ASIC’s not out to protect the little guy
Allan Asher writes: Re. “ASIC’s problems start at the top” (Friday). A good story about ASIC but pretty shallow at the same time. I reckon the deeper story is about a policy trend which has been around for 15 years or so. In many regulatory bodies in OECD economies with responsibility for tax, utilities, competition, environmental law enforcement, there has been a policy fashion for “risk based” regulation which is built on the hubristic concept that regulators really know what goes on in regulated enterprises. Errors have been compounded by a related trend in which regulators imagine themselves to have “adult” relationships with “clients” rather than adversarial relationships. Guess what? They get done over every time. As Deputy Chair of the ACCC I was responsible for enforcement and the early part of energy market regulation. One consequence of our tough regulatory approach was to lose jurisdiction of financial services and to see owners of energy assets gut the regulatory scheme. These are lessons to remember.

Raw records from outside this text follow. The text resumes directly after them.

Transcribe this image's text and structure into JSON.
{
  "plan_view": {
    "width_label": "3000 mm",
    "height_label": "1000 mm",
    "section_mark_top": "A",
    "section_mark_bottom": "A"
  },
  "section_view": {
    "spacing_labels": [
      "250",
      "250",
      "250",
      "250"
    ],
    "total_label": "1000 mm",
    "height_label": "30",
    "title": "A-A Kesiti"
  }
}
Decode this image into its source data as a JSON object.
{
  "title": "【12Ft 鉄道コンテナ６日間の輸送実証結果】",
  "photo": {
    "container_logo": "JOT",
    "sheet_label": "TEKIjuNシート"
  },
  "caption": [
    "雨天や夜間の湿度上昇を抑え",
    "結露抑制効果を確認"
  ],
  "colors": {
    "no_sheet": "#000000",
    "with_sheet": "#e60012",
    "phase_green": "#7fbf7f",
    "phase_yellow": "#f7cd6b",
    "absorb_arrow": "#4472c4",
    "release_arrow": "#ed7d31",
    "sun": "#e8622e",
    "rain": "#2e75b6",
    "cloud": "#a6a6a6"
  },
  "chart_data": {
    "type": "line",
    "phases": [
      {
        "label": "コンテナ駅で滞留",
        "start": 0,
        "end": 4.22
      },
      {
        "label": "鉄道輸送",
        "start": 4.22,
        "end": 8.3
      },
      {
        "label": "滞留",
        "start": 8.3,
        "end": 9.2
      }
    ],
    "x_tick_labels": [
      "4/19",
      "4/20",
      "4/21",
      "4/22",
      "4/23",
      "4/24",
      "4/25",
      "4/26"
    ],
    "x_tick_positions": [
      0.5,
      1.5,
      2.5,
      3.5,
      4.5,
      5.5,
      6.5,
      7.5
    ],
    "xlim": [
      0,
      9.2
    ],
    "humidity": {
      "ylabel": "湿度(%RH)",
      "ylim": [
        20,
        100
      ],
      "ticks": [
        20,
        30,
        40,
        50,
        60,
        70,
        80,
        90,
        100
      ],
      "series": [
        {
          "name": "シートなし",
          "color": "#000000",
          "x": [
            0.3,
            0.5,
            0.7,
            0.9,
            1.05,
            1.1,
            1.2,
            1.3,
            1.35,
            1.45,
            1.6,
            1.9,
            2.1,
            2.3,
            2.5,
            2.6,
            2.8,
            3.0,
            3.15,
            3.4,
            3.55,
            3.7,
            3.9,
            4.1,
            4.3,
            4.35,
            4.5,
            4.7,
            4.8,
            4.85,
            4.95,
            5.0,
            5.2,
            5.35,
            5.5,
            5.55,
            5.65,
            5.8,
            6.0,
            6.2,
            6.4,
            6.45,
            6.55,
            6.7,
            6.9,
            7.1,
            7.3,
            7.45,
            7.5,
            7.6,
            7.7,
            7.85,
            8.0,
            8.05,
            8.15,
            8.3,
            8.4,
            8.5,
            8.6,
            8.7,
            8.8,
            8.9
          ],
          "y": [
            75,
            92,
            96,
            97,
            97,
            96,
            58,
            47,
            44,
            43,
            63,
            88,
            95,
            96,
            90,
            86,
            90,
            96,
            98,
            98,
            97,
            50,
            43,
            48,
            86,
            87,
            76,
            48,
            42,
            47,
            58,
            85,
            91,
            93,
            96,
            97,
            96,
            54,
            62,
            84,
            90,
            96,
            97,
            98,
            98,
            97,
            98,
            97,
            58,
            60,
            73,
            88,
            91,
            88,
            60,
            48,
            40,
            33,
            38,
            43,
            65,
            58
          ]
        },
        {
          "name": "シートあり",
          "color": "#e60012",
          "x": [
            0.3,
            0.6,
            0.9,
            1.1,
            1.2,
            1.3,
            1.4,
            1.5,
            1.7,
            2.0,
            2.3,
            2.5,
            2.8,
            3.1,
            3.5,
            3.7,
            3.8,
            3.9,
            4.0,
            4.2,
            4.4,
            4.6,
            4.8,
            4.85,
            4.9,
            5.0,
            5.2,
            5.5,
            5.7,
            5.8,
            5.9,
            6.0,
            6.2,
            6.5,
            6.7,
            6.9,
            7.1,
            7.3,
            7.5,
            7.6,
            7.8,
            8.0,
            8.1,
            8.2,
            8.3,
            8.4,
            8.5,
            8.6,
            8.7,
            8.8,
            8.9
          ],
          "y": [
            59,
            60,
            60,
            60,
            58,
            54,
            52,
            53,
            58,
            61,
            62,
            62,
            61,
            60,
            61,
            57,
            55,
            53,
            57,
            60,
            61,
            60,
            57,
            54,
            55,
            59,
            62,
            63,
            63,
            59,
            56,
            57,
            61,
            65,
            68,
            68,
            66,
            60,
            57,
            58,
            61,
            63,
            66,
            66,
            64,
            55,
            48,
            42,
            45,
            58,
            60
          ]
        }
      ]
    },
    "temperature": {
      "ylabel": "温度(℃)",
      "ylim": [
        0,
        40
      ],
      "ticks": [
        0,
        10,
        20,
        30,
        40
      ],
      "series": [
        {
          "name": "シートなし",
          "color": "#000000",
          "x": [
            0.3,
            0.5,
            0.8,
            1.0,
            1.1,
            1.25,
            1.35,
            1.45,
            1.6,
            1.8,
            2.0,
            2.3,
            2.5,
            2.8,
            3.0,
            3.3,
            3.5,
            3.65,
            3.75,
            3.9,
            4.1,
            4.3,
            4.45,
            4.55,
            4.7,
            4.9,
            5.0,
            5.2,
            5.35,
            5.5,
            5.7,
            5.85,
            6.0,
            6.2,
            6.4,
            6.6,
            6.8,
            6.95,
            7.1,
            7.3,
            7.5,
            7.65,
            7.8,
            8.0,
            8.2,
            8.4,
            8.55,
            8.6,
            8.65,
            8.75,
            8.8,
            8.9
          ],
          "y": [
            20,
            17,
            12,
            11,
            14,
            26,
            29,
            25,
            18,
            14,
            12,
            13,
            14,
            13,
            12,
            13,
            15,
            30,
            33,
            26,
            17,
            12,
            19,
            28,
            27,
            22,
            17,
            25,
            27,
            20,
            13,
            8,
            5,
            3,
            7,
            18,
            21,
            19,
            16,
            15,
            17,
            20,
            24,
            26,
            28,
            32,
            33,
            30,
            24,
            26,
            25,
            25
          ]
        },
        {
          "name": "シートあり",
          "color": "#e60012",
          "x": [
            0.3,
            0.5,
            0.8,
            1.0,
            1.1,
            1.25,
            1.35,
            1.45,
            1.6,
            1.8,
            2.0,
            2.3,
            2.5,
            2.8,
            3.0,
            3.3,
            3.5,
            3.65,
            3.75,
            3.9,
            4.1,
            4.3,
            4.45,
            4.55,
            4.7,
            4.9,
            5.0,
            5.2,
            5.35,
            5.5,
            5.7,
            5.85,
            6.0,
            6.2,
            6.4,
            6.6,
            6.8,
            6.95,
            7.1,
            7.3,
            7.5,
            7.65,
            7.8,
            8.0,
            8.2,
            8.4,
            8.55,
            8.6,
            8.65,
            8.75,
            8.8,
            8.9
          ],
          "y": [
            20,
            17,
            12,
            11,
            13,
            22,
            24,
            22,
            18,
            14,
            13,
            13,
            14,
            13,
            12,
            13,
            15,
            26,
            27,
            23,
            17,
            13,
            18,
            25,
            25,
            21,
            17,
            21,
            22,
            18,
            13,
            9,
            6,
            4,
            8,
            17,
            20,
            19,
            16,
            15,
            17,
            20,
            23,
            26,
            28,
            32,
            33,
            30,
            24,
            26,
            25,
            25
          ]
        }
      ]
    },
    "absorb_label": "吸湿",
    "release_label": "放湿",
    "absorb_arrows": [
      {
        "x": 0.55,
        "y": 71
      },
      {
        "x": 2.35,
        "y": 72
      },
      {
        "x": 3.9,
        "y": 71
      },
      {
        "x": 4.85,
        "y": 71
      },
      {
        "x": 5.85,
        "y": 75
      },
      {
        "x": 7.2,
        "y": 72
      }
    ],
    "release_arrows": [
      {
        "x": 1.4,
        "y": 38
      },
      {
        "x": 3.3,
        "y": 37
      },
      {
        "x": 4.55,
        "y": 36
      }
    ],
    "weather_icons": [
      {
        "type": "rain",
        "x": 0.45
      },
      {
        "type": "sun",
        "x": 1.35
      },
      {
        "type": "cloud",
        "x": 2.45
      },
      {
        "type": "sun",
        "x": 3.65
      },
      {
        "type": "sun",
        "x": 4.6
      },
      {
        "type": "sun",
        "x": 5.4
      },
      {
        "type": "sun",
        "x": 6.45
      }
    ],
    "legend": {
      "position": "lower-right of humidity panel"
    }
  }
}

On talk-fests and dangerous ideas
Matthew Cummins writes: Re. “You can’t fight in the war room, or why FODI is a stupid idea” (Wednesday). It seems that we can discuss dangerous ideas as long as they are not too dangerous. This reminds me of that ridiculous gathering hosted by KRudd when first elected where he took the best and brightest to Canberra in many spheres to find out what we should do as a society. I was involved in the water industry at the time and I remember saying to a colleague that not one useful idea would ever see the light of action from that meeting and I think that has proved correct. Why? Because when you have problems in a sector, the very last people you want advising you are the people whose advice and actions have produced the present mess that now needs solutions. Rundle has alluded to this — an idea is much bigger than its current manifestation. You can’t discuss an idea, dangerous or otherwise, without the societal mores and philosophy that got us to that point. Irrigation is driven by short term economics which is driven by climate which is driven by population growth. Honour killings are driven by tribal mores and religion, etc. If we really want to discuss dangerous ideas just put this up: Can the Earth survive the human species?